Question

What is the direction of the frictional force? What is the direction of the normal force? How does the frictional force depend on the normal force? Let the x-axis be parallel to the incline and the y-axis rise from the incline at a right angle. By Newton's second law, if there is no acceleration in the y-direction (perpendicular to the plane), what must be the magnitude of the normal force? Use Newton's second law and the x-components of the forces to find the acceleration. m/s2

Answer 1

What is the direction of the frictional force?

Answer:

Direction of friction is always opposite to relative motion

Explanation:

Friction always resist the relative motion of two surface so it is always opposite to the direction of relative velocity

What is the direction of the normal force?

Answer:

It is perpendicular to the contact plane

Explanation:

Normal force is the perpendicular force which is always at 90 degree with the contact surface

How does the frictional force depend on the normal force?

Answer:

$F_f = \mu F_n$

Explanation:

Friction force is directly proportional to the normal force so we can say it is given as

$F_f = \mu F_n$

Let the x-axis be parallel to the incline and the y-axis rise from the incline at a right angle.
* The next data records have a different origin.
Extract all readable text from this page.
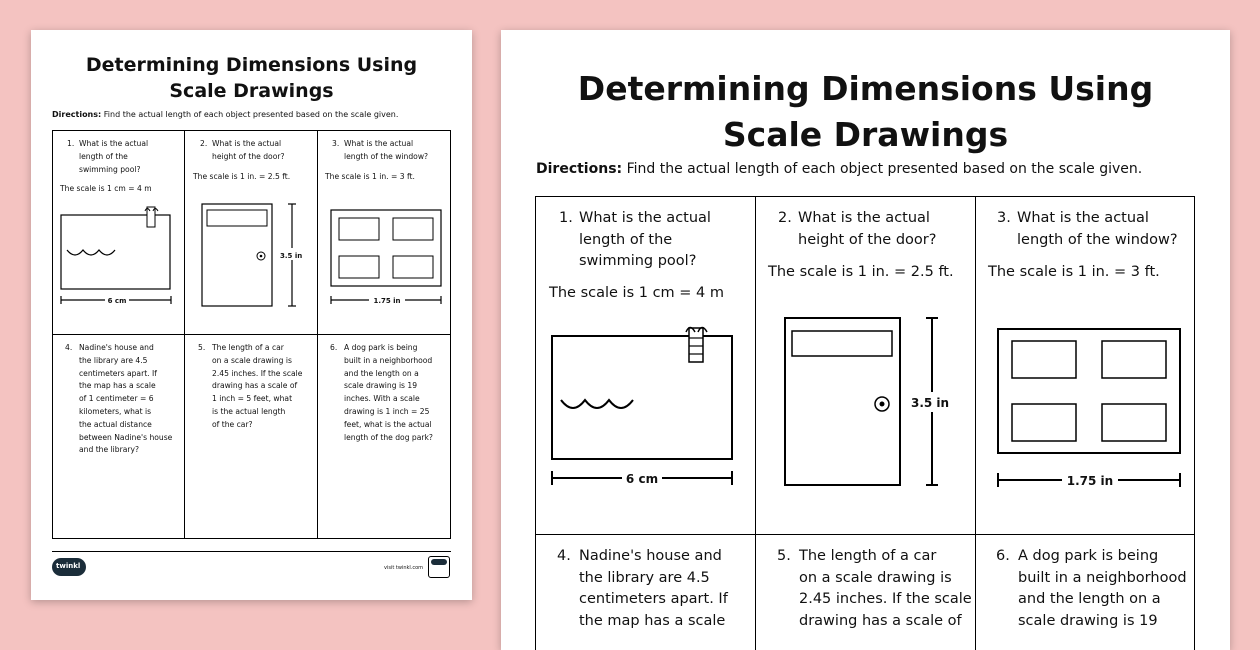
Determining Dimensions Using
Scale Drawings
Directions: Find the actual length of each object presented based on the scale given.
1. What is the actual
length of the
swimming pool?
The scale is 1 cm = 4 m
6 cm
2. What is the actual
height of the door?
The scale is 1 in. = 2.5 ft.
3.5 in
3. What is the actual
length of the window?
The scale is 1 in. = 3 ft.
1.75 in
4. Nadine's house and
the library are 4.5
centimeters apart. If
the map has a scale
of 1 centimeter = 6
kilometers, what is
the actual distance
between Nadine's house
and the library?
5. The length of a car
on a scale drawing is
2.45 inches. If the scale
drawing has a scale of
1 inch = 5 feet, what
is the actual length
of the car?
6. A dog park is being
built in a neighborhood
and the length on a
scale drawing is 19
inches. With a scale
drawing is 1 inch = 25
feet, what is the actual
length of the dog park?
twinkl	visit twinkl.com
Determining Dimensions Using
Scale Drawings
Directions: Find the actual length of each object presented based on the scale given.
1. What is the actual
length of the
swimming pool?
The scale is 1 cm = 4 m
6 cm
2. What is the actual
height of the door?
The scale is 1 in. = 2.5 ft.
3.5 in
3. What is the actual
length of the window?
The scale is 1 in. = 3 ft.
1.75 in
4. Nadine's house and
the library are 4.5
centimeters apart. If
the map has a scale
5. The length of a car
on a scale drawing is
2.45 inches. If the scale
drawing has a scale of
6. A dog park is being
built in a neighborhood
and the length on a
scale drawing is 19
By Newton's second law, if there is no acceleration in the y-direction (perpendicular to the plane), what must be the magnitude of the normal force?

Answer:

$F_n = mg cos\theta$

Explanation:

Normal force is equal to the component of the weight opposite to the direction of normal force

$F_n = mg cos\theta$

Use Newton's second law and the x-components of the forces to find the acceleration. m/s2

Answer:

$a = gsin\theta$

Explanation:

As we know that

$F_{net} = ma$

$mg sin\theta = ma$

$a = gsin\theta$